Although hockey in England was propelled into the modern era by the 1986 World Cup, in many ways it was ill-prepared for the influx of new players generated by the successes of England and Great Britain in the 1980s, and many drifted away after a few years leaving some clubs struggling to survive. The initial interest shown by the media and sponsors was also short lived.

The World Cup continued to be a highly successful tournament but England slipped out of the top rankings after the 1980s and finishing 6th or 7th became the norm for England for many years.

So far our story has been about the Men’s World Cup, and we’ll have a look at the women’s in a moment. But, in important development, 1998 saw the men’s and women’s tournaments held together for the first time. The venue was Utrecht in The Netherlands, where the Dutch took over the local football stadium and converted it into a superb hockey venue for the duration of the tournament. The use of a football stadium to host the tournament in being replicated at the 2014 World Cup where the home of ADO Den Haag in The Netherlands in being used.

England’s fortunes seemed to be on the rise when the Men’s World Cup was held in a brand new purpose-built stadium in Monchengladbach, Germany, in 2006. England finished fifth, their best result since 1990.   In 2010 in Delhi they went one better, reaching the semi-finals but eventually losing to The Netherlands in the bronze medal match to finish fourth.

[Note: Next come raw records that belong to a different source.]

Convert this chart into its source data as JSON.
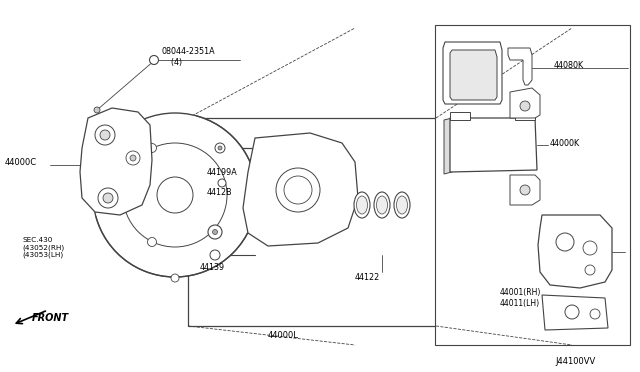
{
  "bg_color": "#ffffff",
  "line_color": "#444444",
  "text_color": "#000000",
  "diagram_id": "J44100VV",
  "labels": {
    "bolt": "08044-2351A\n    (4)",
    "caliper_body": "44000C",
    "sec_label": "SEC.430\n(43052(RH)\n(43053(LH)",
    "front_label": "FRONT",
    "guide_pin_a": "44199A",
    "guide_pin_b": "4412B",
    "slide_pin": "44139",
    "piston": "44122",
    "caliper_assy": "44000L",
    "pad_kit": "44000K",
    "shim_kit": "44080K",
    "bracket_rh": "44001(RH)\n44011(LH)"
  }
}
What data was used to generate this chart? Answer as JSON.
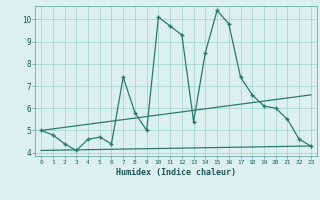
{
  "line1_x": [
    0,
    1,
    2,
    3,
    4,
    5,
    6,
    7,
    8,
    9,
    10,
    11,
    12,
    13,
    14,
    15,
    16,
    17,
    18,
    19,
    20,
    21,
    22,
    23
  ],
  "line1_y": [
    5.0,
    4.8,
    4.4,
    4.1,
    4.6,
    4.7,
    4.4,
    7.4,
    5.8,
    5.0,
    10.1,
    9.7,
    9.3,
    5.4,
    8.5,
    10.4,
    9.8,
    7.4,
    6.6,
    6.1,
    6.0,
    5.5,
    4.6,
    4.3
  ],
  "line2_x": [
    0,
    23
  ],
  "line2_y": [
    4.1,
    4.3
  ],
  "line3_x": [
    0,
    23
  ],
  "line3_y": [
    5.0,
    6.6
  ],
  "color": "#2a7a6a",
  "bg_color": "#ddf0f0",
  "grid_color": "#aad8d0",
  "xlabel": "Humidex (Indice chaleur)",
  "xlim": [
    -0.5,
    23.5
  ],
  "ylim": [
    3.85,
    10.6
  ],
  "yticks": [
    4,
    5,
    6,
    7,
    8,
    9,
    10
  ],
  "xticks": [
    0,
    1,
    2,
    3,
    4,
    5,
    6,
    7,
    8,
    9,
    10,
    11,
    12,
    13,
    14,
    15,
    16,
    17,
    18,
    19,
    20,
    21,
    22,
    23
  ]
}
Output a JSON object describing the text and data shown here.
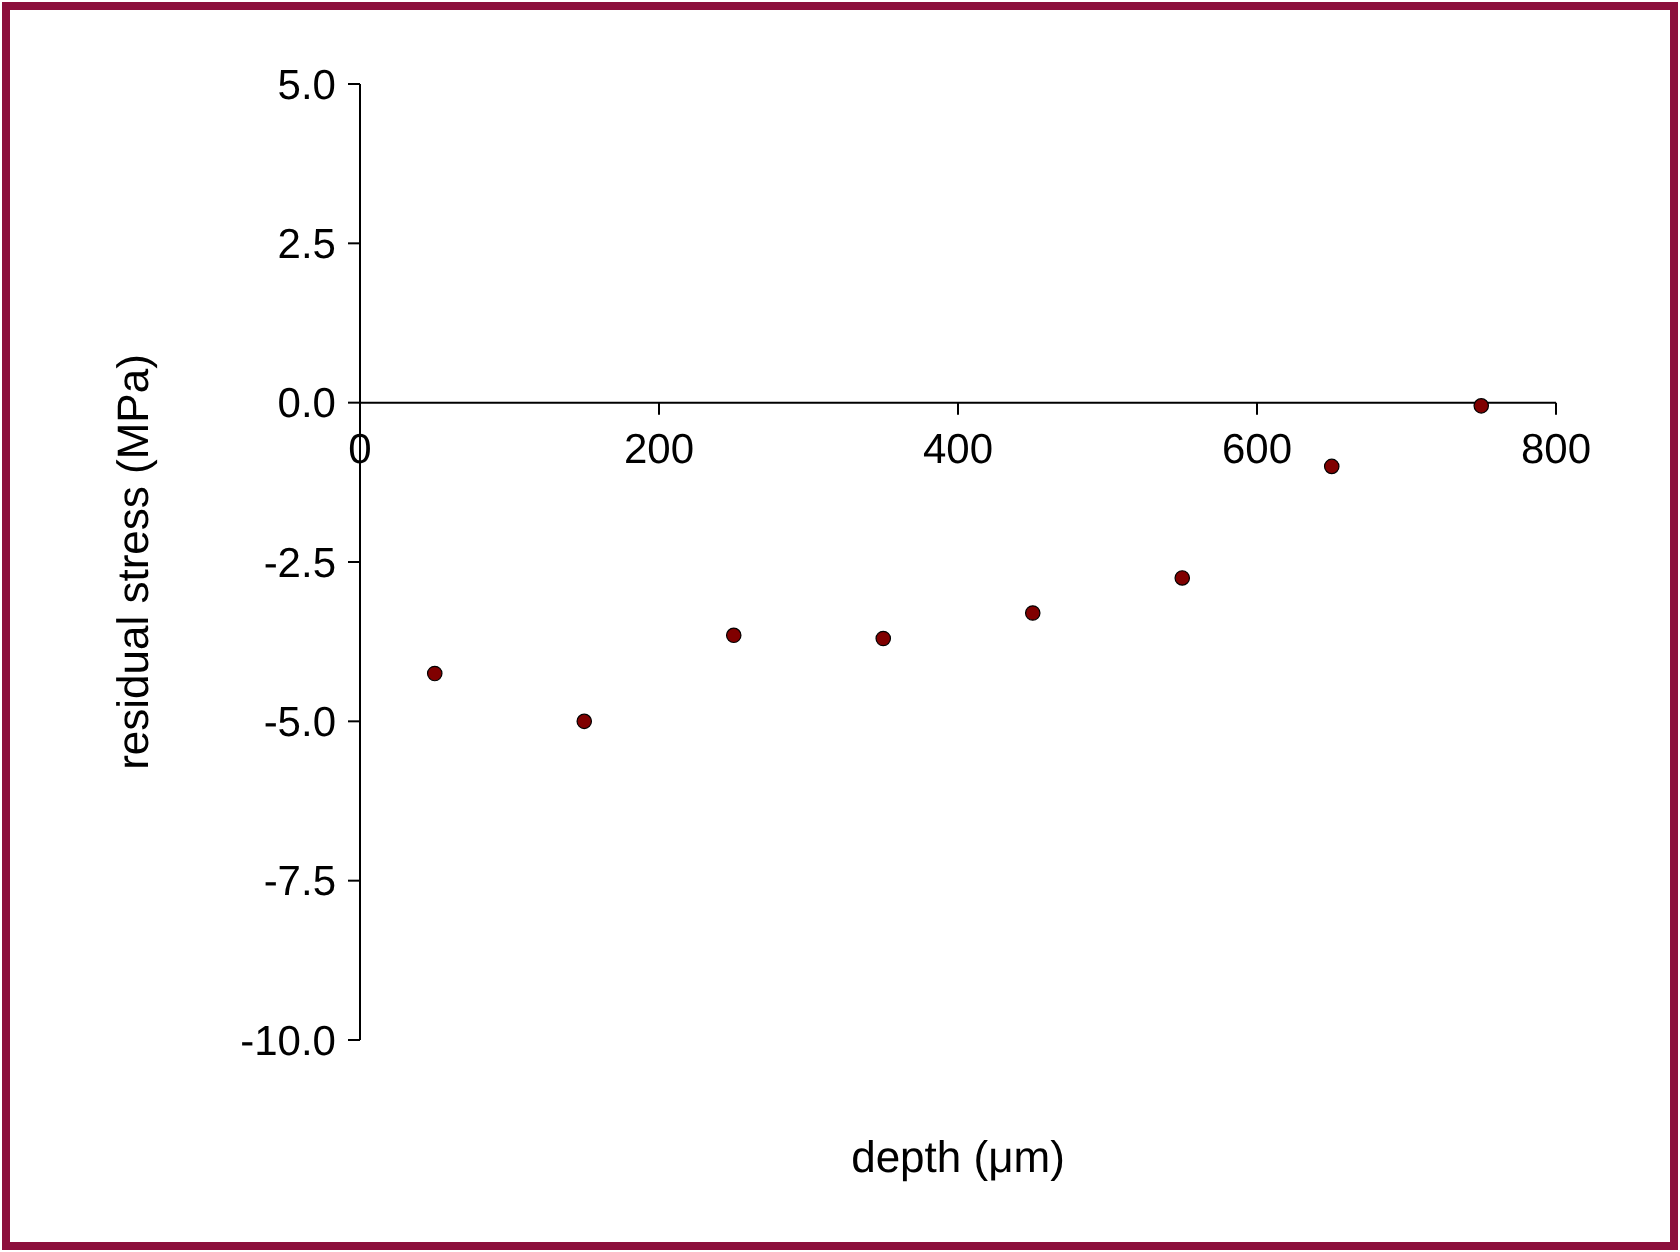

The history of the Women’s World Cup is slightly more complicated by the fact that there were once two world governing bodies for women’s hockey.  Initially the dominant body had been the International Federation of Women’s Hockey Associations (IFWHA), but an increasing number of nations had affiliated to the same body as the men, namely the International Hockey Federation (FIH). When the FIH announced they would be holding its first Women’s World Cup in 1974, the IFWHA announced that their 1975 conference tournament would also be a World Cup too. England won the first IFWHA World Cup and came sixth in the 1979 event, which was to be the last ‘rival’ World Cup. However, recent research by the National Hockey Museum (with some help from TalkHockeyRadio) has disclosed that the IFWHA organised the first World Cup for Women as early as 1948. Some secrecy (at least in England) seems to have surrounded this event as it smacked of ‘professionalism’!

The IFWHA was absorbed into the FIH in 1982 and thereafter there was just the single Women’s World Cup.  It is a tournament which has been dominated by the Dutch since the outset, with The Netherlands winning six out of the 12 editions.  Only three other nations have lifted the Cup, with two wins apiece, namely Argentina, Australia and Germany.

England’s women have enjoyed a see-saw record in the tournament, and until 2010 they had reached the giddy heights of fourth but had also sunk to ninth.  However, 2010 proved their most successful World Cup to date, when they won bronze by beating Germany 2-0.  

And so, as we write this, we are looking forward to another World Cup.  Although hockey was born in England and is played on every continent, the Dutch have taken hockey to their hearts like no other nation. To them the privilege of hosting the 2014 World Cup goes, and it should be a really great event.